Leigh W. Delbridge is an Endocrine Surgeon working out of Royal North Shore Hospital in St Leonards, NSW 2065.
This is the kind of surgical care that helps when hormone-related conditions need a more hands-on approach. Over time, that can mean operations for thyroid problems, calcium and parathyroid issues, and a range of endocrine tumours.
In many cases, Leigh looks after people who have things like thyroid nodules, thyroid cancers, and long-term thyroid conditions such as Graves’ disease or Hashimoto’s thyroiditis. There are also patients who need surgery for parathyroid adenoma, parathyroid cancer, or parathyroid hyperplasia, where calcium levels can get out of balance.
He also works with people who may have medullary thyroid cancer or other endocrine conditions linked to syndromes such as Multiple Endocrine Neoplasia type 1 and type 2. At times, care can also involve adrenal gland adenoma and neuroendocrine tumours.
For patients with conditions affecting hormone control, timing and careful planning matter.

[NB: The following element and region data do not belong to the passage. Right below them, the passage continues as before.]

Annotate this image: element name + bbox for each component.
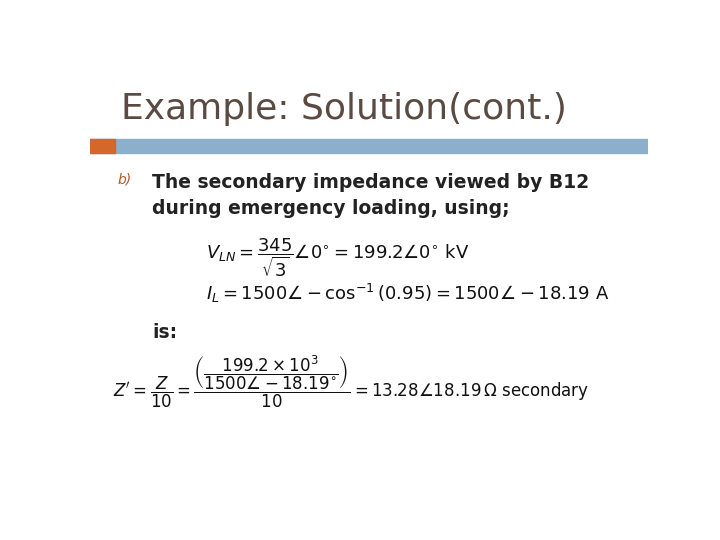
Text: b): b) xyxy=(117,173,131,187)
Text: $V_{LN} = \dfrac{345}{\sqrt{3}}\angle 0^{\circ} = 199.2\angle 0^{\circ}\ \mathrm: $V_{LN} = \dfrac{345}{\sqrt{3}}\angle 0^… xyxy=(206,236,469,279)
Text: The secondary impedance viewed by B12: The secondary impedance viewed by B12 xyxy=(152,173,589,192)
Bar xyxy=(90,139,648,153)
Text: Example: Solution(cont.): Example: Solution(cont.) xyxy=(121,92,567,126)
Text: $Z' = \dfrac{Z}{10} = \dfrac{\left(\dfrac{199.2 \times 10^{3}}{1500\angle -18.19: $Z' = \dfrac{Z}{10} = \dfrac{\left(\dfra… xyxy=(113,354,590,410)
Bar xyxy=(90,139,115,153)
Text: is:: is: xyxy=(152,323,177,342)
Text: during emergency loading, using;: during emergency loading, using; xyxy=(152,199,510,218)
Text: $I_{L} = 1500\angle -\cos^{-1}(0.95) = 1500\angle -18.19\ \mathrm{A}$: $I_{L} = 1500\angle -\cos^{-1}(0.95) = 1… xyxy=(206,282,610,305)
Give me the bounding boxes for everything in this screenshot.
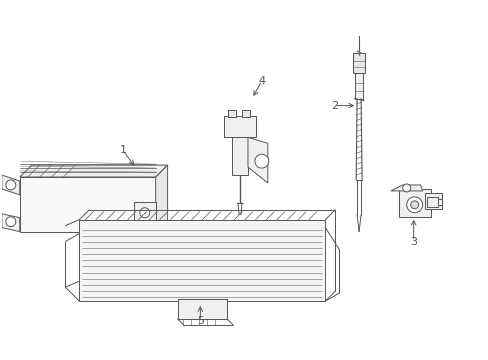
Text: 1: 1 — [119, 145, 126, 155]
Bar — [228, 109, 236, 117]
Bar — [134, 202, 155, 224]
Text: 5: 5 — [197, 316, 203, 326]
Text: 3: 3 — [409, 237, 416, 247]
Bar — [232, 133, 247, 175]
Circle shape — [254, 154, 268, 168]
Bar — [354, 73, 362, 99]
Bar — [352, 53, 365, 73]
Polygon shape — [2, 214, 20, 231]
Polygon shape — [390, 185, 422, 191]
Bar — [424, 193, 442, 209]
Bar — [79, 220, 325, 301]
Circle shape — [6, 180, 16, 190]
Bar — [426, 197, 438, 207]
Polygon shape — [2, 175, 20, 195]
Bar — [177, 299, 226, 319]
Circle shape — [410, 201, 418, 209]
Polygon shape — [20, 165, 167, 177]
Bar — [242, 109, 249, 117]
Circle shape — [406, 197, 422, 213]
Circle shape — [402, 184, 410, 192]
Polygon shape — [247, 137, 267, 183]
Text: 2: 2 — [330, 100, 337, 111]
Bar — [398, 189, 429, 217]
Circle shape — [140, 208, 149, 218]
Bar — [224, 116, 255, 137]
Circle shape — [6, 217, 16, 227]
Polygon shape — [20, 177, 155, 231]
Text: 4: 4 — [258, 76, 265, 86]
Polygon shape — [155, 165, 167, 231]
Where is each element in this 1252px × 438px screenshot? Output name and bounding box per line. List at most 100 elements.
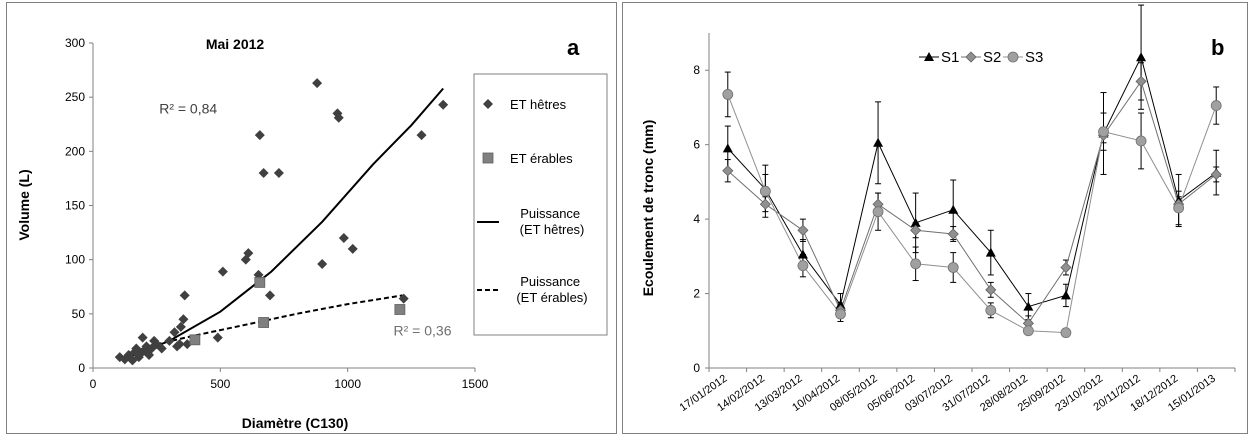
legend-item-puissance-erables: Puissance (ET érables) — [477, 274, 588, 305]
legend-item-erables: ET érables — [482, 151, 573, 166]
series-line — [727, 94, 1217, 334]
data-point — [722, 143, 733, 153]
legend-label: Puissance (ET hêtres) — [520, 206, 585, 237]
legend-item-s1: S1 — [919, 49, 959, 66]
data-point — [797, 260, 809, 272]
data-point — [1135, 75, 1147, 87]
y-tick-label: 100 — [65, 253, 85, 267]
legend-marker-circle — [1007, 51, 1019, 63]
data-point — [264, 290, 275, 301]
data-point — [1098, 126, 1109, 138]
panel-letter-b: b — [1211, 35, 1224, 60]
y-tick-label: 0 — [78, 361, 85, 375]
y-tick-label: 2 — [693, 287, 700, 301]
data-point — [1060, 261, 1072, 274]
data-point — [1023, 301, 1034, 311]
legend-marker-diamond — [483, 99, 493, 109]
legend-item-hetres: ET hêtres — [483, 97, 567, 112]
y-tick-label: 150 — [65, 199, 85, 213]
data-point — [217, 266, 228, 277]
x-axis-label: Diamètre (C130) — [242, 415, 349, 431]
data-point — [1136, 52, 1147, 62]
data-point — [416, 130, 427, 141]
legend: ET hêtres ET érables Puissance (ET hêtre… — [473, 73, 608, 336]
legend-box — [473, 73, 608, 336]
data-point — [910, 217, 921, 227]
data-point — [347, 243, 358, 254]
legend-label-line2: (ET hêtres) — [520, 222, 585, 237]
data-point — [910, 224, 922, 236]
data-point — [174, 339, 185, 350]
data-point — [835, 299, 846, 309]
x-tick-label: 500 — [210, 377, 230, 391]
legend-item-s2: S2 — [961, 49, 1001, 66]
y-tick-label: 4 — [693, 212, 700, 226]
legend-label: S1 — [941, 49, 959, 66]
legend-marker-diamond — [965, 51, 977, 63]
y-tick-label: 300 — [65, 36, 85, 50]
legend-item-puissance-hetres: Puissance (ET hêtres) — [477, 206, 584, 237]
data-point — [985, 284, 997, 296]
data-point — [394, 304, 406, 315]
data-point — [873, 137, 884, 147]
legend-marker-square — [482, 152, 494, 164]
data-point — [137, 332, 148, 343]
data-point — [759, 185, 771, 197]
legend-label: Puissance (ET érables) — [516, 274, 587, 305]
data-point — [1022, 325, 1034, 337]
data-point — [189, 334, 201, 346]
x-tick-label: 0 — [90, 377, 97, 391]
data-point — [258, 317, 270, 328]
data-point — [947, 228, 959, 240]
data-point — [175, 321, 186, 332]
data-point — [1173, 202, 1185, 214]
data-point — [985, 247, 996, 257]
legend-item-s3: S3 — [1003, 49, 1043, 66]
legend-label-line1: Puissance — [520, 206, 580, 221]
data-point — [1210, 100, 1222, 111]
data-point — [759, 198, 771, 210]
data-point — [722, 165, 734, 177]
data-point — [438, 99, 449, 110]
trend-line — [125, 87, 444, 360]
series-line — [727, 55, 1217, 308]
data-point — [273, 168, 284, 178]
chart-panel-a: 0 50 100 150 200 250 300 0 500 1000 1500 Mai 2012 … — [6, 2, 617, 434]
legend-label-line2: (ET érables) — [516, 290, 587, 305]
data-point — [212, 332, 223, 343]
data-point — [947, 262, 959, 273]
series-line — [727, 80, 1217, 325]
data-point — [722, 89, 734, 100]
legend-label: ET érables — [510, 151, 573, 166]
y-tick-label: 0 — [693, 361, 700, 375]
data-point — [164, 335, 175, 346]
r2-annotation-hetres: R² = 0,84 — [159, 100, 217, 116]
data-point — [258, 168, 269, 178]
data-point — [333, 112, 344, 123]
y-tick-label: 6 — [693, 138, 700, 152]
data-point — [835, 308, 846, 320]
legend-label: ET hêtres — [510, 97, 567, 112]
data-point — [398, 293, 409, 304]
y-tick-label: 200 — [65, 144, 85, 158]
data-point — [254, 130, 265, 141]
legend-label: S2 — [983, 49, 1001, 66]
legend: S1 S2 S3 — [919, 49, 1043, 66]
data-point — [1210, 168, 1222, 181]
data-point — [312, 78, 323, 89]
data-point — [797, 224, 809, 236]
panel-letter-a: a — [567, 35, 580, 60]
data-point — [178, 314, 189, 325]
data-point — [254, 277, 266, 288]
data-point — [985, 304, 997, 316]
data-point — [948, 204, 959, 214]
y-tick-label: 50 — [72, 307, 86, 321]
r2-annotation-erables: R² = 0,36 — [394, 323, 452, 339]
data-point — [179, 290, 190, 301]
line-chart-b: 0246817/01/201214/02/201213/03/201210/04… — [640, 4, 1236, 414]
legend-label-line1: Puissance — [520, 274, 580, 289]
data-point — [169, 327, 180, 338]
data-point — [910, 258, 922, 270]
chart-title: Mai 2012 — [206, 36, 265, 52]
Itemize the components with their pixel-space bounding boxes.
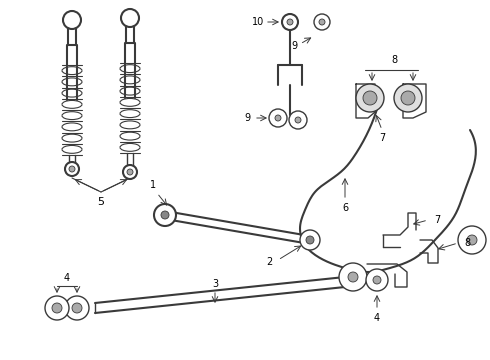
Circle shape [72, 303, 82, 313]
Circle shape [275, 115, 281, 121]
Circle shape [52, 303, 62, 313]
Text: 3: 3 [212, 279, 218, 289]
Circle shape [123, 165, 137, 179]
Circle shape [401, 91, 415, 105]
Text: 8: 8 [464, 238, 470, 248]
Text: 1: 1 [150, 180, 156, 190]
Circle shape [287, 19, 293, 25]
Text: 4: 4 [64, 273, 70, 283]
Text: 9: 9 [291, 41, 297, 51]
Circle shape [295, 117, 301, 123]
Circle shape [45, 296, 69, 320]
Circle shape [319, 19, 325, 25]
Text: 2: 2 [266, 257, 272, 267]
Circle shape [65, 296, 89, 320]
Text: 8: 8 [391, 55, 397, 65]
Circle shape [127, 169, 133, 175]
Ellipse shape [394, 84, 422, 112]
Text: 4: 4 [374, 313, 380, 323]
Text: 6: 6 [342, 203, 348, 213]
Circle shape [269, 109, 287, 127]
Circle shape [65, 162, 79, 176]
Circle shape [458, 226, 486, 254]
Circle shape [373, 276, 381, 284]
Circle shape [154, 204, 176, 226]
Circle shape [363, 91, 377, 105]
Circle shape [289, 111, 307, 129]
Text: 10: 10 [252, 17, 264, 27]
Circle shape [300, 230, 320, 250]
Text: 5: 5 [98, 197, 104, 207]
Circle shape [63, 11, 81, 29]
Text: 7: 7 [434, 215, 440, 225]
Circle shape [282, 14, 298, 30]
Circle shape [121, 9, 139, 27]
Circle shape [161, 211, 169, 219]
Circle shape [467, 235, 477, 245]
Ellipse shape [356, 84, 384, 112]
Circle shape [314, 14, 330, 30]
Circle shape [69, 166, 75, 172]
Text: 9: 9 [244, 113, 250, 123]
Text: 7: 7 [379, 133, 385, 143]
Circle shape [348, 272, 358, 282]
Circle shape [306, 236, 314, 244]
Circle shape [366, 269, 388, 291]
Circle shape [339, 263, 367, 291]
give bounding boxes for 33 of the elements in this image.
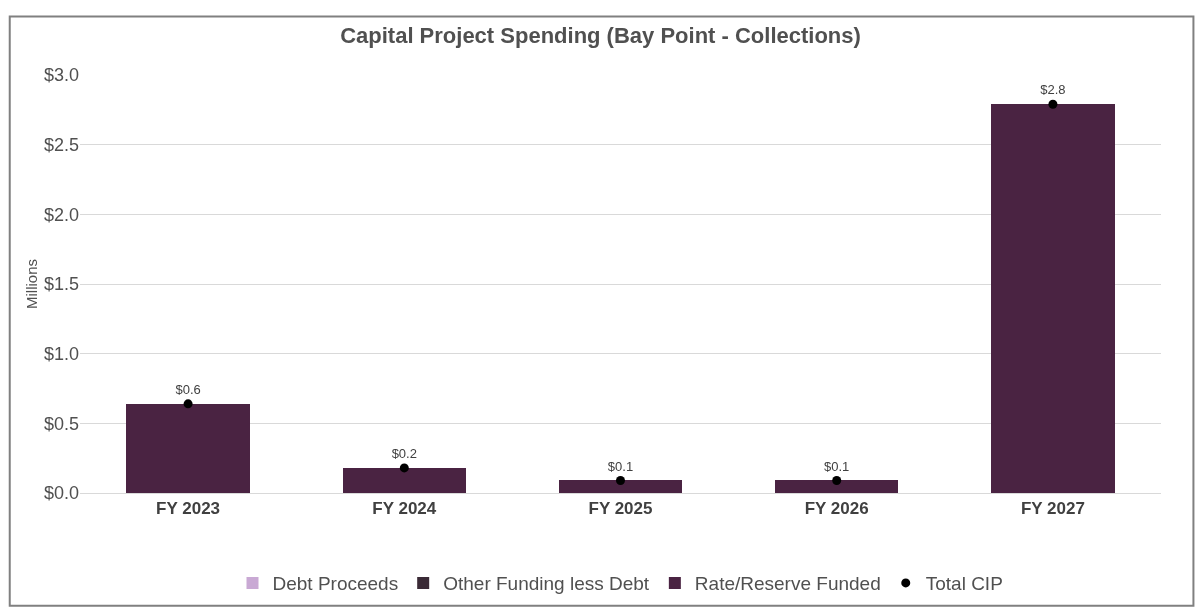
point <box>399 463 409 473</box>
x-tick-label: FY 2024 <box>372 499 437 519</box>
y-tick-label: $2.0 <box>43 204 79 225</box>
y-tick-label: $1.5 <box>43 274 79 295</box>
point <box>1048 99 1058 109</box>
data-label: $2.8 <box>1040 82 1066 98</box>
legend-label: Total CIP <box>925 573 1003 595</box>
legend-label: Rate/Reserve Funded <box>694 573 881 595</box>
data-label: $0.1 <box>824 458 850 474</box>
y-tick-label: $0.0 <box>43 483 79 504</box>
point <box>832 475 842 485</box>
x-tick-label: FY 2027 <box>1020 499 1085 519</box>
y-tick-label: $3.0 <box>43 65 79 86</box>
chart-title: Capital Project Spending (Bay Point - Collections) <box>340 23 861 49</box>
bar <box>126 403 250 493</box>
point <box>616 475 625 485</box>
bar <box>775 480 899 493</box>
data-label: $0.6 <box>175 381 201 397</box>
data-label: $0.1 <box>607 458 634 474</box>
legend-label: Debt Proceeds <box>272 573 399 595</box>
legend-label: Other Funding less Debt <box>443 573 650 595</box>
y-tick-label: $2.5 <box>43 134 79 155</box>
bar <box>558 480 683 493</box>
data-label: $0.2 <box>391 446 417 462</box>
bar <box>991 104 1115 493</box>
point <box>183 399 193 409</box>
y-axis-title: Millions <box>23 258 41 310</box>
x-tick-label: FY 2025 <box>588 499 653 519</box>
x-tick-label: FY 2023 <box>156 499 221 519</box>
y-tick-label: $1.0 <box>43 343 79 364</box>
x-tick-label: FY 2026 <box>804 499 869 519</box>
bar <box>342 467 466 493</box>
y-tick-label: $0.5 <box>43 413 79 434</box>
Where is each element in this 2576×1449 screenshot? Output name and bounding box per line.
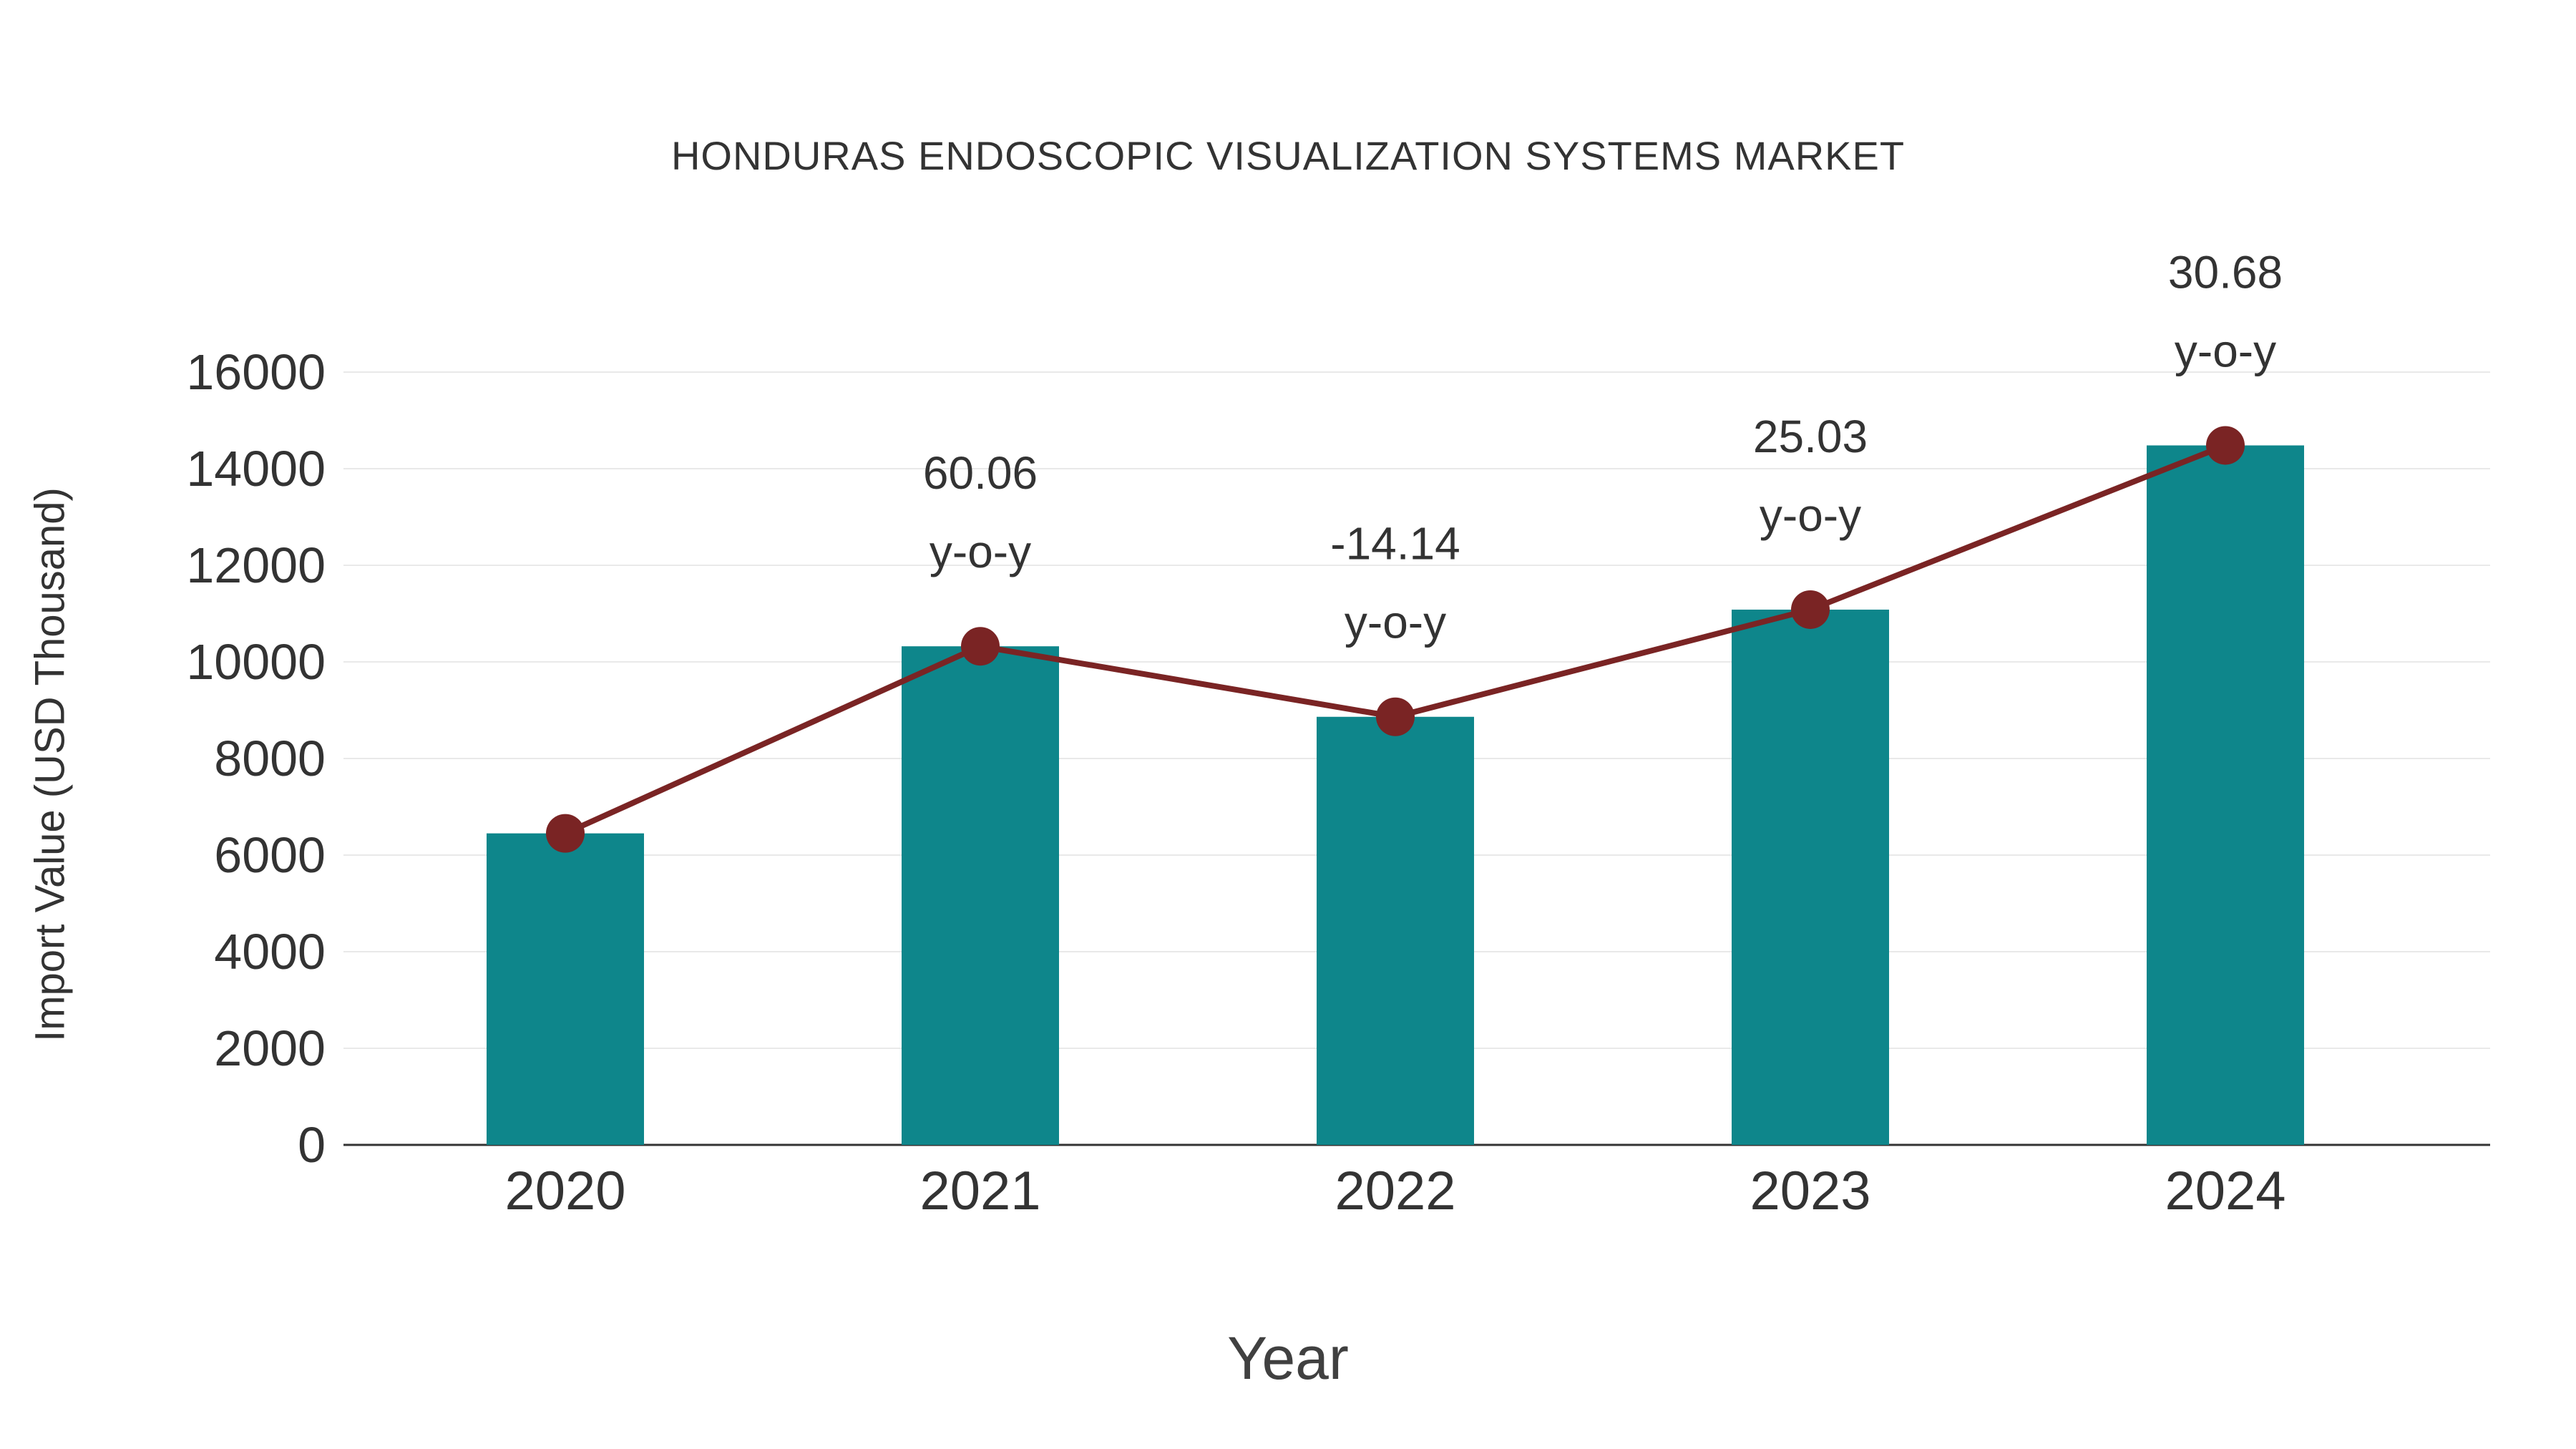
y-axis-title: Import Value (USD Thousand) <box>26 487 74 1042</box>
yoy-value-2024: 30.68 <box>2168 246 2283 298</box>
y-tick-label: 6000 <box>214 827 326 883</box>
bar-2022 <box>1317 716 1474 1145</box>
x-tick-label: 2024 <box>2165 1161 2285 1221</box>
yoy-suffix-2023: y-o-y <box>1760 489 1861 541</box>
trend-marker-2023 <box>1791 590 1830 629</box>
yoy-value-2022: -14.14 <box>1330 518 1460 570</box>
trend-marker-2021 <box>961 627 1000 666</box>
bar-2023 <box>1732 609 1889 1145</box>
x-tick-label: 2023 <box>1750 1161 1870 1221</box>
y-tick-label: 8000 <box>214 731 326 786</box>
y-tick-label: 2000 <box>214 1020 326 1076</box>
chart-title: HONDURAS ENDOSCOPIC VISUALIZATION SYSTEM… <box>670 133 1906 178</box>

Surgery is only part of the story, so the focus is on clear, practical care around the procedure and what comes next.
Education and training details are kept brief here, but the work is rooted in surgical care for endocrine diseases, including thyroidectomy and parathyroidectomy.
When research is relevant, it’s treated as a support to day-to-day care, not something separate. Any involvement in clinical trials is handled in a thoughtful way, with clear information about options and risks, when trials are available.
Overall, the aim is straightforward: help patients manage their condition with surgery when it’s needed, and make the whole process as calm and understandable as possible.